Slow-cooked meat and root vegetables are among his favourite ingredients, he said, "because the longer you can cook something, you can develop a lot more flavour."

"I like working with humble, cheap ingredients," like underrated fish such as Guernard, "to really try and support sustainability."

"I love putting things on the menu that people may not have seen or heard of before. When they get it, it's something that they recognise and they go: 'Oi, you've served it in a way I understand' and then they get the ingredient."

Thoughts for the future

"I can see myself with Crockers for quite a long time now," the chef said.

"It's a fantastic company and they've got an amazing vision. The way they treat and take care of their staff is fantastic - we've got an amazing package where everybody gets a 45-hour week, dental care, health plan, gym membership. They're really trying to be trend setters in what we're doing for our staff, and it's something I really believe in."
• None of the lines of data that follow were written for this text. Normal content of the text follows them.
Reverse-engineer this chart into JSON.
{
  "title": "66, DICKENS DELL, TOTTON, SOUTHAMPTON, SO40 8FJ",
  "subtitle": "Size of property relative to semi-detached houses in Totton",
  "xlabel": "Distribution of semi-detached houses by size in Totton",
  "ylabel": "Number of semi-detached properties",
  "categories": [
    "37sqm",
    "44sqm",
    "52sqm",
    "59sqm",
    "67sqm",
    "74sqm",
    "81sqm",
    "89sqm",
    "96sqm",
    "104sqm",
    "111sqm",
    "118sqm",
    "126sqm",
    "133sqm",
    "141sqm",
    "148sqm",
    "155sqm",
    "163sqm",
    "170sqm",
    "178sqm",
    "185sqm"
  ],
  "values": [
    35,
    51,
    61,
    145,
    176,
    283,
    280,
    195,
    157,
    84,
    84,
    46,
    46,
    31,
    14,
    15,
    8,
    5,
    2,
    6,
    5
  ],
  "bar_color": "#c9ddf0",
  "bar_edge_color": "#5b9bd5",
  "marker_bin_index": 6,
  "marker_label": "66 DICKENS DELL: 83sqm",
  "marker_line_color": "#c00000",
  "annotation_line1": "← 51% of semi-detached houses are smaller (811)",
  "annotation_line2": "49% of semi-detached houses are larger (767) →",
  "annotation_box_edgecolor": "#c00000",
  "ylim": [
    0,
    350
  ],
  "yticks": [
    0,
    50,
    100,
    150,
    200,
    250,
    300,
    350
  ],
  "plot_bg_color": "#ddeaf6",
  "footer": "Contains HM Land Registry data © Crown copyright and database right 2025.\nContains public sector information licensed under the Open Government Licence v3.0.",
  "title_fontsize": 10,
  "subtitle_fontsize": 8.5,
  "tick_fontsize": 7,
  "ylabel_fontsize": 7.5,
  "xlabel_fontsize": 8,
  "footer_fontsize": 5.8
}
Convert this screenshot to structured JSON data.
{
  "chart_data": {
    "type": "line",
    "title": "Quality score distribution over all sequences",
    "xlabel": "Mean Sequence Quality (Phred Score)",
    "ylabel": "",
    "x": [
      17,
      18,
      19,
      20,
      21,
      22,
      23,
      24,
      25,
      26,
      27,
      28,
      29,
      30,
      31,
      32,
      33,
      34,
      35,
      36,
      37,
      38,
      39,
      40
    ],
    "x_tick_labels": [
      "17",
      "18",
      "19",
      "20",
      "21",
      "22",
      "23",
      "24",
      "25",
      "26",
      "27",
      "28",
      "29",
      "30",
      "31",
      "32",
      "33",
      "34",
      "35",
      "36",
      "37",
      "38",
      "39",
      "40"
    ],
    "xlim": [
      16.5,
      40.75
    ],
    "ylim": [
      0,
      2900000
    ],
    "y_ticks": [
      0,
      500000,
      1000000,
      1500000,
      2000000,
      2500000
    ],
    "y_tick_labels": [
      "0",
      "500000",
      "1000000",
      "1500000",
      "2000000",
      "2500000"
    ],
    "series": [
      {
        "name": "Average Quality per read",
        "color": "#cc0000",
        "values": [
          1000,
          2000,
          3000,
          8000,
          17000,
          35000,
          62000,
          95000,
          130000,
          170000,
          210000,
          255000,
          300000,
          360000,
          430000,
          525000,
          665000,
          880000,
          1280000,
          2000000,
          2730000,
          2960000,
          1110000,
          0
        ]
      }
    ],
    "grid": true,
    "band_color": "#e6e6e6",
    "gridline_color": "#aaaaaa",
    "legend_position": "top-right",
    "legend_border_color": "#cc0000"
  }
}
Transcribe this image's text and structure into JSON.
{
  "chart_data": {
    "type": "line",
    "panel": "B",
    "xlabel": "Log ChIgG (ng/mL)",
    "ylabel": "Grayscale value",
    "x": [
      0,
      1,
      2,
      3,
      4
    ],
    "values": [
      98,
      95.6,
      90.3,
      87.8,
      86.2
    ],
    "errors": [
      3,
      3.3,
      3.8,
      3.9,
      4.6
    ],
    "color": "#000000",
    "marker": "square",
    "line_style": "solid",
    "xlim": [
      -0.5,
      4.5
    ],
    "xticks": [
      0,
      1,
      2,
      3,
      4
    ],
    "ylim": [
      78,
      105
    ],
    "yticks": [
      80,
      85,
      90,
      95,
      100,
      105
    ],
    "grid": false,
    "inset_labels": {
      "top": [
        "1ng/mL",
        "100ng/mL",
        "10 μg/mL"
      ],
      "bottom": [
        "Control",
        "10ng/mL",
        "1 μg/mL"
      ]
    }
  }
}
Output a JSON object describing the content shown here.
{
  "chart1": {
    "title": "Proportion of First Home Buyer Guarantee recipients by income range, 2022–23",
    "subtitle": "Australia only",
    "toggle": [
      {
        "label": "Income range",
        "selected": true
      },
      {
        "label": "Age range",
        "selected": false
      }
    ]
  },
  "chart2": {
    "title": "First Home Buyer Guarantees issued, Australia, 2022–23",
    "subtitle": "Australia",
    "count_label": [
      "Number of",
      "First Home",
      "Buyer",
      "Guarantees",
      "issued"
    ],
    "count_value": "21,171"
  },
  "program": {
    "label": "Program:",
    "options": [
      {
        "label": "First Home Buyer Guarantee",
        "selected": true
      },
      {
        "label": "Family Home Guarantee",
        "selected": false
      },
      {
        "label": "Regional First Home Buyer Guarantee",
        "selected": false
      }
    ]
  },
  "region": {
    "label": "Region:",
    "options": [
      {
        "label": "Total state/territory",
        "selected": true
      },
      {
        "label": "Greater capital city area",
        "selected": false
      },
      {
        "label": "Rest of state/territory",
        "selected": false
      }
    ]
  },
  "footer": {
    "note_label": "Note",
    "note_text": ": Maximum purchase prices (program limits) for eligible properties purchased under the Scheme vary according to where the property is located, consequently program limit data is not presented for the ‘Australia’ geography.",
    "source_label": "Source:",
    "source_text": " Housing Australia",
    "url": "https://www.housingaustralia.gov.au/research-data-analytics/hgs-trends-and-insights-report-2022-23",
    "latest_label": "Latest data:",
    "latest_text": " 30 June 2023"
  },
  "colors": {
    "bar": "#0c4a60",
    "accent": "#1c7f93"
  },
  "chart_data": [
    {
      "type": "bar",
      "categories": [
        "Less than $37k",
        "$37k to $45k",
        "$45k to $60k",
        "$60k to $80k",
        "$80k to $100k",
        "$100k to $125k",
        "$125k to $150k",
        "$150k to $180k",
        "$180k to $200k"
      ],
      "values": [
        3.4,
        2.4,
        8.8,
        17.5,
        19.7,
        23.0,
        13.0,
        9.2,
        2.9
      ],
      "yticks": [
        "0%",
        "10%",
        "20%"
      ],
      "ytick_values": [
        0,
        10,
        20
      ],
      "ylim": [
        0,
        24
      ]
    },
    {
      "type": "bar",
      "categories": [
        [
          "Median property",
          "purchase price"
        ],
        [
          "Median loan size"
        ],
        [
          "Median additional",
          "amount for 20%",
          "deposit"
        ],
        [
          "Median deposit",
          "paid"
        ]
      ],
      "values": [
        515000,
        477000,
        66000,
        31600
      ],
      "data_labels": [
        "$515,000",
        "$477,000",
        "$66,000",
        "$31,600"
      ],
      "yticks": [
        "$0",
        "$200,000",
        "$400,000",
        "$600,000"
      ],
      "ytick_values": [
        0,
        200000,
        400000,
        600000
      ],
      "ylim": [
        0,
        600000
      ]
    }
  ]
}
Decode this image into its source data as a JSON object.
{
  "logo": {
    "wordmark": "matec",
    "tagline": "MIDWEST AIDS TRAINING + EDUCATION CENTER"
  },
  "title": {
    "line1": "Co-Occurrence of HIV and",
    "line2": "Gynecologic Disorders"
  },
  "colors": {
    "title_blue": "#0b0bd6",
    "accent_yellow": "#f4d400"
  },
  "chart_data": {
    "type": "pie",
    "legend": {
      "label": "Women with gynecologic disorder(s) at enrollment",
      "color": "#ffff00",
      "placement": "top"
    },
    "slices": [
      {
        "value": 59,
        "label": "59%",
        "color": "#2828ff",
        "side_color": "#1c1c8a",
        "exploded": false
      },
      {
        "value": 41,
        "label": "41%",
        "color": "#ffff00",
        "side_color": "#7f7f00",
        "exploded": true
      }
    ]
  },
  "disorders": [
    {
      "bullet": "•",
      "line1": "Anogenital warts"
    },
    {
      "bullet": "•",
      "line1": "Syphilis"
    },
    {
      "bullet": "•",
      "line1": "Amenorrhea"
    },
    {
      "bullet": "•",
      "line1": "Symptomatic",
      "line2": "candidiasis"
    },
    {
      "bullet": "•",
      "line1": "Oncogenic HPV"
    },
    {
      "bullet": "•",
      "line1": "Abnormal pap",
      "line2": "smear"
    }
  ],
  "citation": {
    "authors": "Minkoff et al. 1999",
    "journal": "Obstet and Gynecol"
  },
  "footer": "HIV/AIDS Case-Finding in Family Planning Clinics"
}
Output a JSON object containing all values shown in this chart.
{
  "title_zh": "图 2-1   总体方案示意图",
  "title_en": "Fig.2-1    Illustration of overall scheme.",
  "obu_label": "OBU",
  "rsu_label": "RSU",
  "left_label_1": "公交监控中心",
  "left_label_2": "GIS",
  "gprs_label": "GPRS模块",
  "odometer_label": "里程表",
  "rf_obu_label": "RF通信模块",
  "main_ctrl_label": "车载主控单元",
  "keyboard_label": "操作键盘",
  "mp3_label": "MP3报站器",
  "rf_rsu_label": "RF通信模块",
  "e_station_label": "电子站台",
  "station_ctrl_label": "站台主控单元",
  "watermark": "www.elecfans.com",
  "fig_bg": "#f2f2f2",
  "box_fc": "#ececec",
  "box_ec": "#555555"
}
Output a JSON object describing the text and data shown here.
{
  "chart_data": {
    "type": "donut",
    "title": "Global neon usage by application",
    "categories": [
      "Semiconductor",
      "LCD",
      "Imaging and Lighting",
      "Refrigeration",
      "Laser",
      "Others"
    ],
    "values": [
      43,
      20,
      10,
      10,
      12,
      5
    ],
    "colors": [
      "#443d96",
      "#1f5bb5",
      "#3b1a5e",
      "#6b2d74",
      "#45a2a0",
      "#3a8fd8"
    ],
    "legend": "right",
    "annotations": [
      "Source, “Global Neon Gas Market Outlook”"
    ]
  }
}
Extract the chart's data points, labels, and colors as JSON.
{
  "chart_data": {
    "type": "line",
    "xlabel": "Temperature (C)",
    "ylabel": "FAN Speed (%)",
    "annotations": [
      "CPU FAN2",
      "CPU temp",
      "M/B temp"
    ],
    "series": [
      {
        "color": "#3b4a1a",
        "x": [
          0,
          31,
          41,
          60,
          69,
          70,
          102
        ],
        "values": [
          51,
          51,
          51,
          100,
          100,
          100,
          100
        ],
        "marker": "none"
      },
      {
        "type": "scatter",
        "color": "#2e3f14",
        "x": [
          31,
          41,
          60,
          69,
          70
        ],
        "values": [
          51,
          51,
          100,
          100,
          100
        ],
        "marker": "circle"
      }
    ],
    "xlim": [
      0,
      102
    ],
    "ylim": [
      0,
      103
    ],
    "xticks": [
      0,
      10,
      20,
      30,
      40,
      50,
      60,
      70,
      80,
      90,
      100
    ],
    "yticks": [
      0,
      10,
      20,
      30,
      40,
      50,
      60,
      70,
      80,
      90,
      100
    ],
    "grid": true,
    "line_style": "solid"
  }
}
As for the future of the industry, he said: "I think for the rest of this year people are really going to try and push and they're going to struggle through."

"The bit that's going to hit is going to be winter next year. January next year is going to be a real tough one."

"But the industry is going to have to pull together and hopefully there'll be a bit more support from government if we go back into lockdown," he added.

"We're all just going to have to adapt as an industry and look at what we do - maybe change what we do - to adapt to new ways of working and living."